Basketball official Dana Pearson selected for hall of fame honors

Dana Pearson of Cobden has been honored for his 37 years of officiating high school basketball.

Pearson will be inducted into the Illinois High School Officials Association Hall of Fame in Bloomington next April.

“It kind of caught me by surprise,” Pearson said. “It’s probably more special than anything I’ve ever achieved.”

Pearson said the award is special because coaches and his peers voted for his induction.

In his long tenure of work on the basketball court, the game that stands out for him is the 2010 Class 2A state championship overtime game between Robinson and Peoria Manual.

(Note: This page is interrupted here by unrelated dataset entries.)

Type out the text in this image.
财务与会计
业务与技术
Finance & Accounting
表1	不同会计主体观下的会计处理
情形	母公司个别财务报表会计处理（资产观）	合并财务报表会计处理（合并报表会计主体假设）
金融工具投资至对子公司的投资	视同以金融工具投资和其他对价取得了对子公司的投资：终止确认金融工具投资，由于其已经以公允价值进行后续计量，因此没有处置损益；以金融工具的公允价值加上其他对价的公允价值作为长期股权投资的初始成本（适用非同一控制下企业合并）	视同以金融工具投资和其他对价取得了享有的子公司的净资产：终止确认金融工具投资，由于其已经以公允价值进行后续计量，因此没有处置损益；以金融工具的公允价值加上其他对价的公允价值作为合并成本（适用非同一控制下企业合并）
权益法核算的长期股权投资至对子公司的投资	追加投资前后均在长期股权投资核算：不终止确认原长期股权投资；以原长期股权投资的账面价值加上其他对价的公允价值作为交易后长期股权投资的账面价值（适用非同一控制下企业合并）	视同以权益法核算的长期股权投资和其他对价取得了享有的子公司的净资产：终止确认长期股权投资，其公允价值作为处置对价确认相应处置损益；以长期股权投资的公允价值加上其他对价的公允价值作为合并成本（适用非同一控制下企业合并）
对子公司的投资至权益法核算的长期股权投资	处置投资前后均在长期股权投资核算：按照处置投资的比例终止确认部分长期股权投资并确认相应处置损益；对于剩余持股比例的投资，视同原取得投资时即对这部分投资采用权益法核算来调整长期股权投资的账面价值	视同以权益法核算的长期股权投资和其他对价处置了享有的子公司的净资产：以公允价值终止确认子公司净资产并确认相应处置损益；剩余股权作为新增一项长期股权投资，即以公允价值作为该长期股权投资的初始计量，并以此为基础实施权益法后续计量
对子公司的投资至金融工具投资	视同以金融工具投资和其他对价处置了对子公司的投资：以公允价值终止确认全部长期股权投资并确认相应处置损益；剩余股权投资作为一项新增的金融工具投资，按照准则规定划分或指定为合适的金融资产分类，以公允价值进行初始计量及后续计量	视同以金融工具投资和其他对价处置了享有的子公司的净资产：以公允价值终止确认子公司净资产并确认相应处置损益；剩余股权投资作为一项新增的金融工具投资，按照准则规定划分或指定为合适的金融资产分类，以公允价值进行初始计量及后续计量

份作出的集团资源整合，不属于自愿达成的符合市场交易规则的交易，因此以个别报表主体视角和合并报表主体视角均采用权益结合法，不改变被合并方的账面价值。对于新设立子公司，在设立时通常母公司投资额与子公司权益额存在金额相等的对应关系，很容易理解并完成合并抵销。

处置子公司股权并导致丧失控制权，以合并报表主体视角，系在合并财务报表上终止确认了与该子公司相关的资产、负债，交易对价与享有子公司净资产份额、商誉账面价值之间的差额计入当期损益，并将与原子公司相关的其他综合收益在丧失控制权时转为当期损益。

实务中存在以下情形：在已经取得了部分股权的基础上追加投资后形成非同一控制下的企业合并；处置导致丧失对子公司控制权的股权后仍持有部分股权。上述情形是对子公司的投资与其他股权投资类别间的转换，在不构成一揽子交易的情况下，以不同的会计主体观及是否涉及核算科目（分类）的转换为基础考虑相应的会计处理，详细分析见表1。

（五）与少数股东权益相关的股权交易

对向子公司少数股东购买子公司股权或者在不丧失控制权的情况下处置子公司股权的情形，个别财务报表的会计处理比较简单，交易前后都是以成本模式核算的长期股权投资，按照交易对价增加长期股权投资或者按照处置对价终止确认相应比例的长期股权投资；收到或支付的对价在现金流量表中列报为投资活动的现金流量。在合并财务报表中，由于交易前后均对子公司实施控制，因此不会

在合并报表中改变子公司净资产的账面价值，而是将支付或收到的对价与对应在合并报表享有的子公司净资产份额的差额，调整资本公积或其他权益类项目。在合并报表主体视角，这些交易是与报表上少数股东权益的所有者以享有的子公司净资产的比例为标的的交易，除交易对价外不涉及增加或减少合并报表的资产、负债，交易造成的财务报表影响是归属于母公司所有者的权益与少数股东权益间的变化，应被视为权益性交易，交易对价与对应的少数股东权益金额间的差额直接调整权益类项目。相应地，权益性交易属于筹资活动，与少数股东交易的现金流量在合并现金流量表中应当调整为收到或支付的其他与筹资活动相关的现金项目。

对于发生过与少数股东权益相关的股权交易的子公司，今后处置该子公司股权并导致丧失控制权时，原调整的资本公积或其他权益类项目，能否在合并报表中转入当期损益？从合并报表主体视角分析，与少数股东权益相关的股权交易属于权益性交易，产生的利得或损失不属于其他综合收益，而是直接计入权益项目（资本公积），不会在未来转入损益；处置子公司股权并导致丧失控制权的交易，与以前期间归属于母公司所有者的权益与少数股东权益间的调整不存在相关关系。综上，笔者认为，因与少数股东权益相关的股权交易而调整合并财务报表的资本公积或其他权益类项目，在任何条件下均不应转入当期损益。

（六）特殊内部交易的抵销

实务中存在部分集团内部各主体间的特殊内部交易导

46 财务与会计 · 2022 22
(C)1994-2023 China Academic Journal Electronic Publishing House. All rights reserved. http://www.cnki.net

“It was pretty exciting,” he said. “It was fun being selected. I got to toss the ball up to begin the game.”

Pearson has had solid family backing throughout his officiating tenure.

“It takes a lot of sacrifices and a lot of family support,” said Pearson, noting his father, Bud, still attends his games.

Besides the 2010 state series, he has also officiated during the 2007 and 2008 state tournaments.

The basketball fans voicing their displeasure at his calls never have bothered Pearson.

“I told my wife, Rhonda, that they’re not yelling at me, but at the shirt,” he said.

Pearson said he credits two people who have been instrumental in his lengthy officiating career, Ken Blandford and Gene Dammerman.

Blandford, the mayor of Jonesboro and a former high school basketball official, helped Pearson when he first began officiating.

Dammerman, the retired Cobden High School athletics director and veteran Appleknockers boys’ basketball coach, helped Pearson with honing his officiating techniques.

Pearson, a retired prison guard with the Illinois Department of Corrections, is a former Cobden High School standout athlete in both basketball and baseball. He attended Murray State University on a baseball scholarship after high school.

Pearson has not completly retired from the working world though. He is the director of the Union County Emergency Service and Disaster Agencies.

Pearson, 56, said he has no immediate plans to retire from the basketball court.

“I’ll go as long as the old body gets up and down the floor,” he said. “I told Kenny Palmer I’m going after his record.”

Palmer, 72, a veteran area official, has been officiating for 52 years.